Anyone who has ever run a scalehouse operation knows how difficult it can be at times. You are dealing with many transactions, producing customer billings, people physically signing in and out, and traffic issues as well.

Most of the scalehouse sites which are running today have been poorly designed, both in terms of traffic patterns and efficiency of operation. Unfortunately, most of the new scale sites being established today are not being designed properly either. Companies are typically trying to work their operation from inside a remote, larger building as opposed to a small, separate structure located between the two scales.

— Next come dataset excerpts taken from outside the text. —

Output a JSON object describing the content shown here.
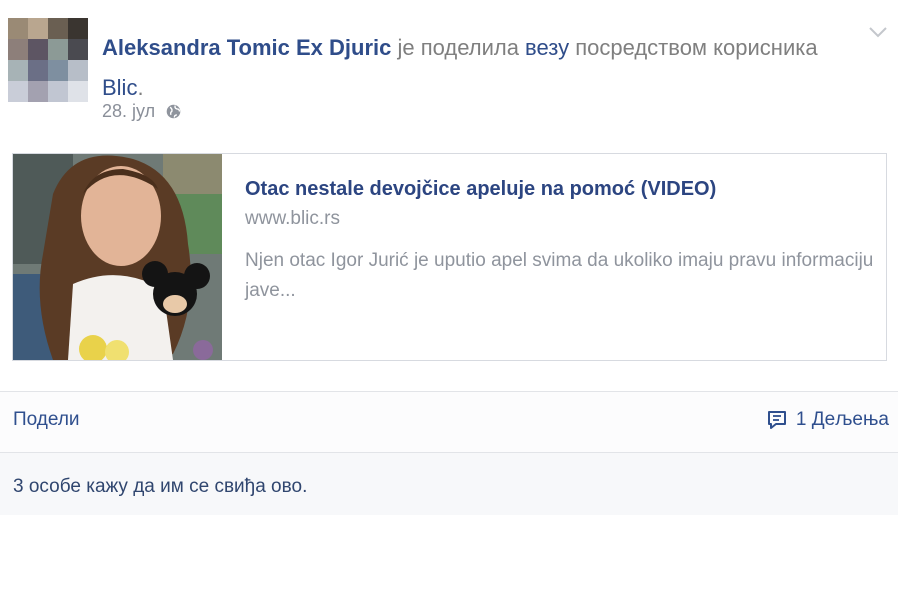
{
  "post": {
    "author": "Aleksandra Tomic Ex Djuric",
    "shared_text": " је поделила ",
    "link_word": "везу",
    "via_text": " посредством корисника ",
    "via_page": "Blic",
    "period": ".",
    "date": "28. јул",
    "privacy_icon": "globe-icon",
    "menu_icon": "chevron-down-icon"
  },
  "link_card": {
    "title": "Otac nestale devojčice apeluje na pomoć (VIDEO)",
    "domain": "www.blic.rs",
    "description": "Njen otac Igor Jurić je uputio apel svima da ukoliko imaju pravu informaciju jave..."
  },
  "actions": {
    "share_label": "Подели",
    "shares_icon": "shares-icon",
    "shares_count": "1 Дељења"
  },
  "likes": {
    "text": "3 особе кажу да им се свиђа ово."
  },
  "colors": {
    "link_blue": "#2f4d8a",
    "meta_grey": "#8a8f99",
    "border": "#d7dae0"
  }
}
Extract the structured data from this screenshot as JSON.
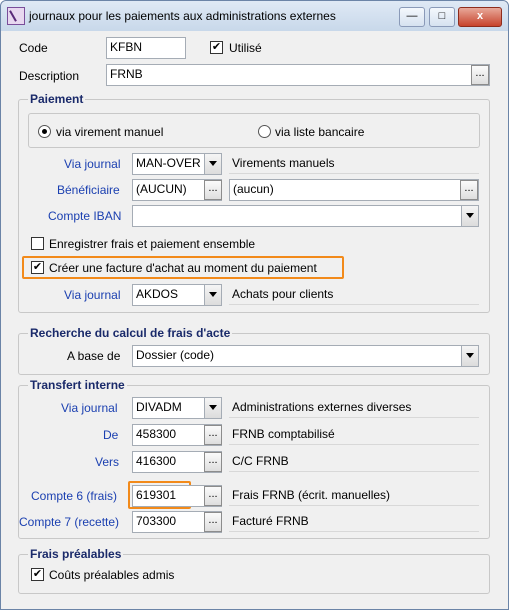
{
  "window": {
    "title": "journaux pour les paiements aux administrations externes",
    "minimize": "—",
    "maximize": "□",
    "close": "x"
  },
  "header": {
    "code_label": "Code",
    "code_value": "KFBN",
    "utilise_label": "Utilisé",
    "utilise_checked": true,
    "description_label": "Description",
    "description_value": "FRNB"
  },
  "paiement": {
    "title": "Paiement",
    "radio1": "via virement manuel",
    "radio1_selected": true,
    "radio2": "via liste bancaire",
    "radio2_selected": false,
    "via_journal_label": "Via journal",
    "via_journal_value": "MAN-OVER",
    "via_journal_desc": "Virements manuels",
    "beneficiaire_label": "Bénéficiaire",
    "beneficiaire_value": "(AUCUN)",
    "beneficiaire_desc": "(aucun)",
    "compte_iban_label": "Compte IBAN",
    "compte_iban_value": "",
    "enregistrer_label": "Enregistrer frais et paiement ensemble",
    "enregistrer_checked": false,
    "creer_label": "Créer une facture d'achat au moment du paiement",
    "creer_checked": true,
    "via_journal2_label": "Via journal",
    "via_journal2_value": "AKDOS",
    "via_journal2_desc": "Achats pour clients"
  },
  "recherche": {
    "title": "Recherche du calcul de frais d'acte",
    "abase_label": "A base de",
    "abase_value": "Dossier (code)"
  },
  "transfert": {
    "title": "Transfert interne",
    "via_journal_label": "Via journal",
    "via_journal_value": "DIVADM",
    "via_journal_desc": "Administrations externes diverses",
    "de_label": "De",
    "de_value": "458300",
    "de_desc": "FRNB comptabilisé",
    "vers_label": "Vers",
    "vers_value": "416300",
    "vers_desc": "C/C FRNB",
    "compte6_label": "Compte 6 (frais)",
    "compte6_value": "619301",
    "compte6_desc": "Frais FRNB (écrit. manuelles)",
    "compte7_label": "Compte 7 (recette)",
    "compte7_value": "703300",
    "compte7_desc": "Facturé FRNB"
  },
  "frais": {
    "title": "Frais préalables",
    "couts_label": "Coûts préalables admis",
    "couts_checked": true
  },
  "glyphs": {
    "ellipsis": "...",
    "check": "✔"
  },
  "colors": {
    "label_blue": "#1a3fb0",
    "highlight_orange": "#f28a1a"
  }
}
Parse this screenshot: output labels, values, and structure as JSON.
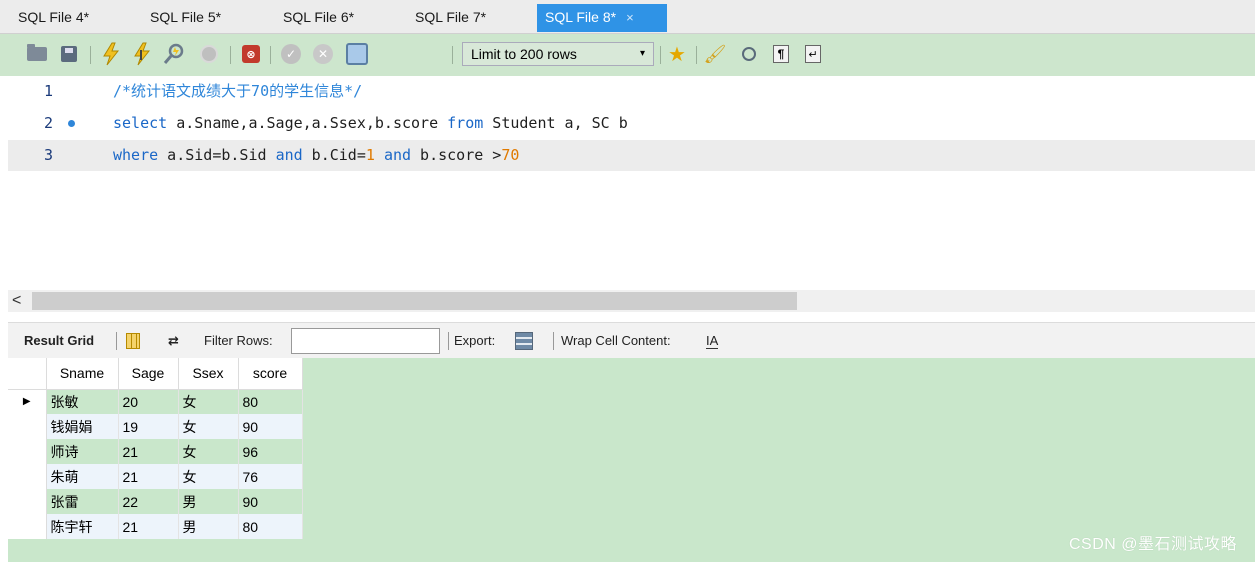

At one site we observed, the scale operator works inside a building which is located away from the two scales. Because of this layout, the drivers actually have to cross one scale to go in and pick up their tickets, then return to their truck by crossing that same scale. This is a potentially dangerous situation which brings up another point: keeping both the drivers and your own staff safe and productive. If you lay out your site incorrectly, you will sacrifice more than just your revenue.

When establishing a new scalehouse or redesigning an existing one, you should design a facility for two scales, an inbound and an outbound scale, even if you only start with one. You need to think about traffic patterns and how quickly you will be able to move trucks through the site, even if that isn't an issue at the beginning.

Then there is the siting of the scale itself. The scale should be set up so that one operator from within the scalehouse can service either scale, inbound or outbound, as needed. This means the scales should be off center, not even with one another; when the driver approaches the inbound scale and stops, the cab should be at the window of the scalehouse. Likewise, the outbound scale should be set up the same way, when the truck approaches and is totally on the scale, the driver should be right at the window. That way one operator can go from one side to the other with a sliding window and handle the majority of the trucks.

If you will have trailers coming through the site, you must have scales long enough to accommodate them. This may not be a requirement in your state at the moment, but eventually it probably will be. For instance, the state of New York used to allow you to do a double weigh system where you could weigh the front axles first and roll them off, then roll the back axles on to weight them, and put the two weights together as the total truck weight. The state of New York is now frowning on this practice; they expect you to have the whole vehicle on the scale at the same time. Therefore, you are going to have to make changes, so you may as well make the right changes now and rebuild your site properly.

If you are also operating a transfer station, you may wish to consider installing a pit scale, where outbound trucks carrying material would exit your facility. This will significantly reduce the volume at your outbound scale, enabling you to move out both kinds of outbound trucks more quickly.

As far as computer system requirements are concerned, the computer and printer should be accessible to the operator, who can then work very easily from one side of the scale to the other. If you have an extremely busy operation, you should have a system that is multi-user; one person can handle the inbound and another the outbound when the volume demands it.

Another thing that you should consider is the ability to tag vehicles, if they have RFID's on them. The sensor should be located at the beginning of the scale so that when the truck initially goes on the scale, the sensor will pick up the vehicle right away; by the time the truck gets to the scalehouse itself the operator will know who that truck is, where it came from and, if they have a specific container on there, what size that is, and so on.

Yet another important aspect of your computer system involves the stragetic placement of video cameras throughout your facility. Having a taped record of the composition of each load that crosses your inbound scale is an excellent way of making sure your customers are bringing in what they say they are bringing, without your personnel having to conduct a physical inspection.

You can do most or all of these things in order to optimize your scalehouse operation, but you must plan for them; you can't accomplish them with haphazard planning.